Guayabo wasn't a particularly large historic site, but it was very scenic and provided a good context for Costa Rican culture. We visited some of the raised mounds that once held 8-9 story buildings of shamans and high ranking officials--now, several thousand years later, it kind of looks like a place where hobbits would live.



After Guayabo, we stopped off at the most incredible overlook where there were a bunch of people getting ready to paraglide. Conveniently, I learned how to use my camera's panoramic settings while we were on top of the hill, so I'll let the pictures speak for themselves. I don't really know how to describe how being on top of the hill made me feel other than to say it'll probably be my favorite experience in the whole trip. I kept expecting Julie Andrews to appear and bust out in the Spanish version of "El sonido de la música".


 After chilling on the hill, we ate lunch at Bocadito del Cielo--an open air restaurant nestled right in the middle of a mountainside. It pretty much solidified me wanting to move here.


We were very fortunate in that the Feria Nacional de Chayotes was going on in Paraiso this afternoon. Joanna, the program coordinator, explained to me that each town has a festival of sorts once a year. This particular town celebrates the chayote, a vegetable that is farmed in Costa Rica.
 
There were artisans, food stands, live dance performances, music, etc.
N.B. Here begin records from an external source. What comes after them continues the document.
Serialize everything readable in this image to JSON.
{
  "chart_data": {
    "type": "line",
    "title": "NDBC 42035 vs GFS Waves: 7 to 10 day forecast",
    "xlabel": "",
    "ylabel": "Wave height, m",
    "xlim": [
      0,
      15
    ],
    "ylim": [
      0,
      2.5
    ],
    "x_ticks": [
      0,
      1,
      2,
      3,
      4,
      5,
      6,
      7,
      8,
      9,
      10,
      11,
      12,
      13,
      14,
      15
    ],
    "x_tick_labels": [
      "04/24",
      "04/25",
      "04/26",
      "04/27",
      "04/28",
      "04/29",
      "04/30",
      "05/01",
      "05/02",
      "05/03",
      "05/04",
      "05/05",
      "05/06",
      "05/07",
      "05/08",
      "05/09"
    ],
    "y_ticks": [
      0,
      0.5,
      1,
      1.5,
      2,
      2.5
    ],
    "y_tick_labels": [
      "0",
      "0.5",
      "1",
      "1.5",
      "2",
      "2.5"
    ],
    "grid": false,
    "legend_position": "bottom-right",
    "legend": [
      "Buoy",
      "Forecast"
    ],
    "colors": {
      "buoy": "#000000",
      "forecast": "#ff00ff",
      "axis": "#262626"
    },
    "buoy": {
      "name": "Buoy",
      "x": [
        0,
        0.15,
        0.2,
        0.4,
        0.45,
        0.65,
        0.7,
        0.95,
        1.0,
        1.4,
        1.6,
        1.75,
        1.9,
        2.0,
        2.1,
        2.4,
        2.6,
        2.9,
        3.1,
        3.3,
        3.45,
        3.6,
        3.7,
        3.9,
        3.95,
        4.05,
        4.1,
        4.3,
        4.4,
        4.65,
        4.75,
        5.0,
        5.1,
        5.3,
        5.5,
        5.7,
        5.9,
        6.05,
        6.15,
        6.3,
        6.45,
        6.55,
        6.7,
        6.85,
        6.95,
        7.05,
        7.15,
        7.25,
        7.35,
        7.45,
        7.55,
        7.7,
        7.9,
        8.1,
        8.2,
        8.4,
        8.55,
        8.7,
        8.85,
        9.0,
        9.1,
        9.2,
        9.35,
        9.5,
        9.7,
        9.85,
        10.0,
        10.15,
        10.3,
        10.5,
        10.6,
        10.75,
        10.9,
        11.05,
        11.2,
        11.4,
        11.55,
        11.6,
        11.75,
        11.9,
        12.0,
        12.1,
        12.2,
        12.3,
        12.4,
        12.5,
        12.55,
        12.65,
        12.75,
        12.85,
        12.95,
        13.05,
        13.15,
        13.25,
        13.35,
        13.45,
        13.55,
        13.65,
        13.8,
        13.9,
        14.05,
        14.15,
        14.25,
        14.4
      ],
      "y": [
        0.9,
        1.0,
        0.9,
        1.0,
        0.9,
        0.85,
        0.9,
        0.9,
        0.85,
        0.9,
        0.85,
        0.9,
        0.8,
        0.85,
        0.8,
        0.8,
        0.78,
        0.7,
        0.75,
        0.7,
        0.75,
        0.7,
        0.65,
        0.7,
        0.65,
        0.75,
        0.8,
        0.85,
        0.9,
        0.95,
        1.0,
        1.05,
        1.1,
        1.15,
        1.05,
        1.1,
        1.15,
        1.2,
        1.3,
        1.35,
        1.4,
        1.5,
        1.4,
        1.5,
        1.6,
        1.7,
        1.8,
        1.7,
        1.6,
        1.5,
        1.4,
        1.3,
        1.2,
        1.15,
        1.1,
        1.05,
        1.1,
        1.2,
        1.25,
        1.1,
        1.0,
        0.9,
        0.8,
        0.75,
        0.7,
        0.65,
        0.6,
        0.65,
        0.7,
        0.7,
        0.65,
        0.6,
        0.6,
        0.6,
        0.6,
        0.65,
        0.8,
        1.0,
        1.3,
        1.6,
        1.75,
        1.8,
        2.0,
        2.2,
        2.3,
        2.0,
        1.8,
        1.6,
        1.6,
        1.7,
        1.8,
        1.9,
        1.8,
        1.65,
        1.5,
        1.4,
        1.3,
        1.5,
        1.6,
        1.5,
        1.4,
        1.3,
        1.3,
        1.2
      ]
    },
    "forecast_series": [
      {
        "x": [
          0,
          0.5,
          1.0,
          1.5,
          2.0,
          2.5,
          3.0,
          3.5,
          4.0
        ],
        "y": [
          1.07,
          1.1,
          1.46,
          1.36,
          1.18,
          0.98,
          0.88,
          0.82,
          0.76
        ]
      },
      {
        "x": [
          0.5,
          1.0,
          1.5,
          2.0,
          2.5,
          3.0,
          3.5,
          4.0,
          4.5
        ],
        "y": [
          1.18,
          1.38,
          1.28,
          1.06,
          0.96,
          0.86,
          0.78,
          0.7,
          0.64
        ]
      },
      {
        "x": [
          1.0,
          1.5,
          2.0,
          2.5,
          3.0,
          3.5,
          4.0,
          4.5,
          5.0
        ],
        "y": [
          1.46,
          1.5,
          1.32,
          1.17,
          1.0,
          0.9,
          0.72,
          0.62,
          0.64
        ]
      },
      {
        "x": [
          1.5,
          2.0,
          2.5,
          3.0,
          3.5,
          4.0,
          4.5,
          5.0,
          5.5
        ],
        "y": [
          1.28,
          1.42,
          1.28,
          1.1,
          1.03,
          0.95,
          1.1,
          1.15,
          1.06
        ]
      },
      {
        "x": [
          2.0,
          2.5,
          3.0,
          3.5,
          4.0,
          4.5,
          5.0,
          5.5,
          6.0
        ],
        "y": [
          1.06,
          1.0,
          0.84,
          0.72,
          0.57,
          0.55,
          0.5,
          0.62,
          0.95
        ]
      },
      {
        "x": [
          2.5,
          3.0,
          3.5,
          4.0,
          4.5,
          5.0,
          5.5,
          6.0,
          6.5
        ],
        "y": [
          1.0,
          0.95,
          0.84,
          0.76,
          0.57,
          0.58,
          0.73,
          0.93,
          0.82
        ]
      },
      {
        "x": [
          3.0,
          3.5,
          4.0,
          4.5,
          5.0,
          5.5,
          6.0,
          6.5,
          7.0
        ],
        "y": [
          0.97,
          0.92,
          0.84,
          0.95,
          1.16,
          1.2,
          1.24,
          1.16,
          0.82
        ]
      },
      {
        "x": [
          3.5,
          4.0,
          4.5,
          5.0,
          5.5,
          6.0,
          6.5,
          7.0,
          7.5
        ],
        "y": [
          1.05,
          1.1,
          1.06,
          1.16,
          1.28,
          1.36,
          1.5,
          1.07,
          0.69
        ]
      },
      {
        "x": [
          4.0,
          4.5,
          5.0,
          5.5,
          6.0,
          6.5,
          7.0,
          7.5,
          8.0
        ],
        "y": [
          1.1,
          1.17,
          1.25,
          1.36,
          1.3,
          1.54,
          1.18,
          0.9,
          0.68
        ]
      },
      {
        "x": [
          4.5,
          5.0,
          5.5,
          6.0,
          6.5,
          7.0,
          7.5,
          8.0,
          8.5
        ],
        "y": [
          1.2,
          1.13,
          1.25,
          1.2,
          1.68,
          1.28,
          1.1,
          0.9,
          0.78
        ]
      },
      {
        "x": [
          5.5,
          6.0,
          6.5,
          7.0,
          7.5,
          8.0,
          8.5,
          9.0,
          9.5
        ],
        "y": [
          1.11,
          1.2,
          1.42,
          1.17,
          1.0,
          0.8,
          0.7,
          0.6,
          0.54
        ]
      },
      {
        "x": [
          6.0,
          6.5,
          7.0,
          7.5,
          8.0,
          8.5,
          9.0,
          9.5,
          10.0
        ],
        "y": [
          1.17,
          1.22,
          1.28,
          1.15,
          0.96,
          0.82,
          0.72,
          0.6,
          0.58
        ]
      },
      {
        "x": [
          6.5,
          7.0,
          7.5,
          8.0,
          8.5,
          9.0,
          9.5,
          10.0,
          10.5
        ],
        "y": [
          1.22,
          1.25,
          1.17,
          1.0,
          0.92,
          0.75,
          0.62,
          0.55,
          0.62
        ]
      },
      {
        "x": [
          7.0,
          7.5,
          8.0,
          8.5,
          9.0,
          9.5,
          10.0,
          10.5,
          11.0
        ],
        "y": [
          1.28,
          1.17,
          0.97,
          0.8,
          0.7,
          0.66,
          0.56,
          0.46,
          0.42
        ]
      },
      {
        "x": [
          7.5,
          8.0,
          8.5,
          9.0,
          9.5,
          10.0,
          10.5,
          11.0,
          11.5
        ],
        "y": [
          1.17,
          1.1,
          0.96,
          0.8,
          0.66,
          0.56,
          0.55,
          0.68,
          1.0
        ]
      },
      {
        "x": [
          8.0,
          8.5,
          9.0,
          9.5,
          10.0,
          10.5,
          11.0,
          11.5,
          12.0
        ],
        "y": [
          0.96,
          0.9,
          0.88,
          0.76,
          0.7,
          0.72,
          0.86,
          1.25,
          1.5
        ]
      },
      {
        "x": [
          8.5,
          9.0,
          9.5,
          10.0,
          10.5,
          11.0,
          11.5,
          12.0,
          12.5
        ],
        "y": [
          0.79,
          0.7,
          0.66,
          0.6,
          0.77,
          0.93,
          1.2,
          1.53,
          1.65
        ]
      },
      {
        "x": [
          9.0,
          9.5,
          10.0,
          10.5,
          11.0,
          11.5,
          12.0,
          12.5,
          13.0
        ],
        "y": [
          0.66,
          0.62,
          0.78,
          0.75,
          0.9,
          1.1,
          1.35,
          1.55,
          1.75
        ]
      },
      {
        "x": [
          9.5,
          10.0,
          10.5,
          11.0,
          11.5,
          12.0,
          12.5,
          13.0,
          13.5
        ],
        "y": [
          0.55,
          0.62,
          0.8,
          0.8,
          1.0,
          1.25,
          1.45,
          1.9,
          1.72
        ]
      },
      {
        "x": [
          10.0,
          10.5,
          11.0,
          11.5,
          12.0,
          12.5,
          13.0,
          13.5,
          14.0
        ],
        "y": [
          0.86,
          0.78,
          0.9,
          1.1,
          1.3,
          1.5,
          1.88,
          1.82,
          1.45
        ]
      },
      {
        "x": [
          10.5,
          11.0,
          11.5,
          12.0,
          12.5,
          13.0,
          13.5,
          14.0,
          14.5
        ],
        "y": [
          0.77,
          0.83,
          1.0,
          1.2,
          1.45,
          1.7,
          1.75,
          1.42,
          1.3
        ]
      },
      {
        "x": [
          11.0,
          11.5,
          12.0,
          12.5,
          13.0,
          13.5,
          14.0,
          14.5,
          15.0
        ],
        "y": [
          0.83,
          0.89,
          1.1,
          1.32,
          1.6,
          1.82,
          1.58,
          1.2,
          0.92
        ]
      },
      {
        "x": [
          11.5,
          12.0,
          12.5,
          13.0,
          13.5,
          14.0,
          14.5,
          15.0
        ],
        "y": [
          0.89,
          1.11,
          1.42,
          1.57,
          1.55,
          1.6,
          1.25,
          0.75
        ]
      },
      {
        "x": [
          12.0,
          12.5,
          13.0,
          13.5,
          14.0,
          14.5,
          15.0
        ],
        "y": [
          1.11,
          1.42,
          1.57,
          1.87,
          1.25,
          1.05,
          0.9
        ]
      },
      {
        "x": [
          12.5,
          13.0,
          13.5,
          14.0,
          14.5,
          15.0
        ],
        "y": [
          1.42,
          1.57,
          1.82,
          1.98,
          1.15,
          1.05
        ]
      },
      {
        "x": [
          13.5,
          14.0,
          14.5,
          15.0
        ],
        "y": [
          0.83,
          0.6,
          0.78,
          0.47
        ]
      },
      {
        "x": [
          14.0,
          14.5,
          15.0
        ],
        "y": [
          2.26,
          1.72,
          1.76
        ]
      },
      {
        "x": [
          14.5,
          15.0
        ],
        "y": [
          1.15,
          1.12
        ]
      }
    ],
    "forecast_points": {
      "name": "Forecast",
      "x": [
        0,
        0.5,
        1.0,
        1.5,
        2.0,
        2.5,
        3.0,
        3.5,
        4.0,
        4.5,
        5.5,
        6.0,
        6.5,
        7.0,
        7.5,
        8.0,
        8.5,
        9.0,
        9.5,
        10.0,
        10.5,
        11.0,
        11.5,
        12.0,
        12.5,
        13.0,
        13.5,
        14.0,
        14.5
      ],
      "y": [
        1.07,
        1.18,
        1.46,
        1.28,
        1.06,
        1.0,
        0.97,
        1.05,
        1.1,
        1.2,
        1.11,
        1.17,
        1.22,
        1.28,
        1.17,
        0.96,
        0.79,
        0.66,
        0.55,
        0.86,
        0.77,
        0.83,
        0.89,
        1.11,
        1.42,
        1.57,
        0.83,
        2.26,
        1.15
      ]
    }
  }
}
Very, very cool demonstration of Costa Rican culture. The coolest part of the festival was the chayote bagging competition. They had 5 heats of 5 women each (25 total) go head to head in a chayote bagging competition. Think about the folks that bag your groceries at the supermarket. Now put that on hyper fastforward and that was this competition. One chayote per bag, as fast as you can. It was pretty impressive. I think the winner took home like 50,000 colones.


We spent a considerable amount of time on the bus today--enough to allow me to finish one of the books I brought. I brought 3 hardcopy books, one kindle book on my phone, and one book on tape on my iPod. Goal is to finish all of them before I get home--pretty ambitious!